バイト中、ちらっとスマホを確認するけど悠太郎くんからの返事は無い。

「それでずっとスマホ気にしてるんだ」
「……あ、ごめんなさい、バイト中に」
「別に大丈夫だよ、今日は店長もいないし」

ーー
今日も悠太郎くんからの返信は無かった。

……大丈夫。忙しいの、分かってるし。
もう寝よう。起きてると寂しくなる。

スマホが光る。

「全然返信できなくてごめん」
「無理してないよ」
「忙しいけど、楽しい」
「紬ちゃんもちゃんとごはん食べてる?」

悠太郎くんだあ……。
返信が来ただけなのに、ちょっと泣ける。

……すぐに返したら、負担になるかな。

少し迷うけど、……無理。すぐに返したい。

「練習おつかれさま」
「ごはん、ちゃんと食べてるよ」
「悠太郎くんもちゃんと食べてる?」

すぐに既読がつく。

「起きてたんだ」
「今、ちょっと電話してもいい?」

……電話。
「いいよ」って返す時間すら惜しくて電話を掛ける。

「もしもし、紬ちゃん」

悠太郎くんの声が耳元でして、一気に感情が溢れる。
「……悠太郎くん」

「待って、紬ちゃん泣いてる?」
「ごめん、俺が返信しなかったから」

「違うの。ごめん、声聞けて、嬉しくて」

「俺も嬉しい」
「ごめんね、返信できなくて」

「大丈夫。

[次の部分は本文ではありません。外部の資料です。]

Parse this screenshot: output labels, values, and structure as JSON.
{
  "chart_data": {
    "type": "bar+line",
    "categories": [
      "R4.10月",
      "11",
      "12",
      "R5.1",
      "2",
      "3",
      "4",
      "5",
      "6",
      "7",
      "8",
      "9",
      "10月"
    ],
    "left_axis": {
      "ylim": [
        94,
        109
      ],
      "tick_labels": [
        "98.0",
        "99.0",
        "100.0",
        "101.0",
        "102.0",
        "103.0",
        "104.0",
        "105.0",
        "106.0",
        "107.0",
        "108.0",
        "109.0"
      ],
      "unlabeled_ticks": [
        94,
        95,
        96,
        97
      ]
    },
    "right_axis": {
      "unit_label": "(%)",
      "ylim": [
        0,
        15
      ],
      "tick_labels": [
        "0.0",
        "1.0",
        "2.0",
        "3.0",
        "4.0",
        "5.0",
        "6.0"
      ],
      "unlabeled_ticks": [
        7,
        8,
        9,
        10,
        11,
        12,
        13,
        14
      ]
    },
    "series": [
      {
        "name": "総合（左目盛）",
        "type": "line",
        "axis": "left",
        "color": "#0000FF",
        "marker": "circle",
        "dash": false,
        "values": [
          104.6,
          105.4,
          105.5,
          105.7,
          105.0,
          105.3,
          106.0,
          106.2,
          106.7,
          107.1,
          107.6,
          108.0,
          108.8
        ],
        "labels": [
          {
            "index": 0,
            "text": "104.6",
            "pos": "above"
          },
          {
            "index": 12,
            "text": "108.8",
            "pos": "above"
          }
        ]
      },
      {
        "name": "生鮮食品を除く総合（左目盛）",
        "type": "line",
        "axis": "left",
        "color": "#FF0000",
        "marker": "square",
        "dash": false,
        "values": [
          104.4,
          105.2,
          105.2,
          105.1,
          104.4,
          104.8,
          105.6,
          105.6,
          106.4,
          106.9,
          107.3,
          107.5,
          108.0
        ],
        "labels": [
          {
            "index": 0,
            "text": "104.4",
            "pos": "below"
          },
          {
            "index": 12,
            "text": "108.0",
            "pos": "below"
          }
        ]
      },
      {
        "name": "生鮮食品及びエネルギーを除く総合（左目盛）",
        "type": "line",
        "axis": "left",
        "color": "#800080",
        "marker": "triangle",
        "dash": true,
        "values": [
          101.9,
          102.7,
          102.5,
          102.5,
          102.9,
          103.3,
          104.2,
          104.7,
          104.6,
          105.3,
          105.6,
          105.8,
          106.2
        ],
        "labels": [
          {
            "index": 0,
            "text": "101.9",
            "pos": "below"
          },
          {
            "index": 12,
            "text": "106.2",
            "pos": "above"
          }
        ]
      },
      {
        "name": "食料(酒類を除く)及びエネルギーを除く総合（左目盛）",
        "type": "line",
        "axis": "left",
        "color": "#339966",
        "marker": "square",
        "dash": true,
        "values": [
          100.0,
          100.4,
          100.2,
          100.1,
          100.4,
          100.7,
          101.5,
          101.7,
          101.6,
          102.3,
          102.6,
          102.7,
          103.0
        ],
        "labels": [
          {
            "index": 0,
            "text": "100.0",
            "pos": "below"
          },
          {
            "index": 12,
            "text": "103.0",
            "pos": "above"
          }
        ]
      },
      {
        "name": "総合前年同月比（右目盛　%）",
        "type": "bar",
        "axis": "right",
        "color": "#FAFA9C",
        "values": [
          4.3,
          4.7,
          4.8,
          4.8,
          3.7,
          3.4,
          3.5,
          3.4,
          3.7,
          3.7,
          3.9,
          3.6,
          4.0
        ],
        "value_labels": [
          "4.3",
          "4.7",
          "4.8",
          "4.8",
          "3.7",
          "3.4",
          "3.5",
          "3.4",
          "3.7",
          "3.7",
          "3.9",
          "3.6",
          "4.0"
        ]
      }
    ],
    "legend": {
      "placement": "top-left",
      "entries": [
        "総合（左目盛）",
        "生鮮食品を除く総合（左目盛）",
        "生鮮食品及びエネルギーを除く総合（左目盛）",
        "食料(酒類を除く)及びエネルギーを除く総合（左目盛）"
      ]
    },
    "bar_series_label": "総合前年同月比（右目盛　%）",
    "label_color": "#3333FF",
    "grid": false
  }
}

忙しいの、分かってるから」
「……練習終わったとこ?」

「うん、ちょっと前に終わって、ごはん食べて、じゃんけん勝って風呂一番乗りだったから、風呂急いで入ってLINEした」

「そっか、じゃんけん勝ったのおめでとう」

悠太郎くんの声。心地良い。
張り詰めていた気持ちがほどけていくのが分かって、
あ、私、結構無理してたんだ、って気付く。

悠太郎くんの韓国の話。
私の大学やバイト先での話。

話題は尽きなくて、あっという間に時間が過ぎていく。

「悠太郎、俺もう寝るけど」
碧くんの声がする。

「あ、ごめん、もう切らなきゃだよね」
「話しすぎちゃった」

「……紬ちゃん」

「ん?なに?」

「大好きだよ」

「……うん、私も大好き」

少し間があって
「ごめん、これからも返信できない日あると思うけど、ずっと紬ちゃんのこと、考えてるから」
「……大好きだから、それだけは、信じて」

……疑うわけないじゃん。

「大丈夫、分かってるよ」
「……じゃあ、早く寝て」
「おやすみ」

「うん、電話してくれてありがと」
「おやすみ」

電話が切れて、また無音の部屋が戻ってくる。
……でも大丈夫。私たち、繋がってる。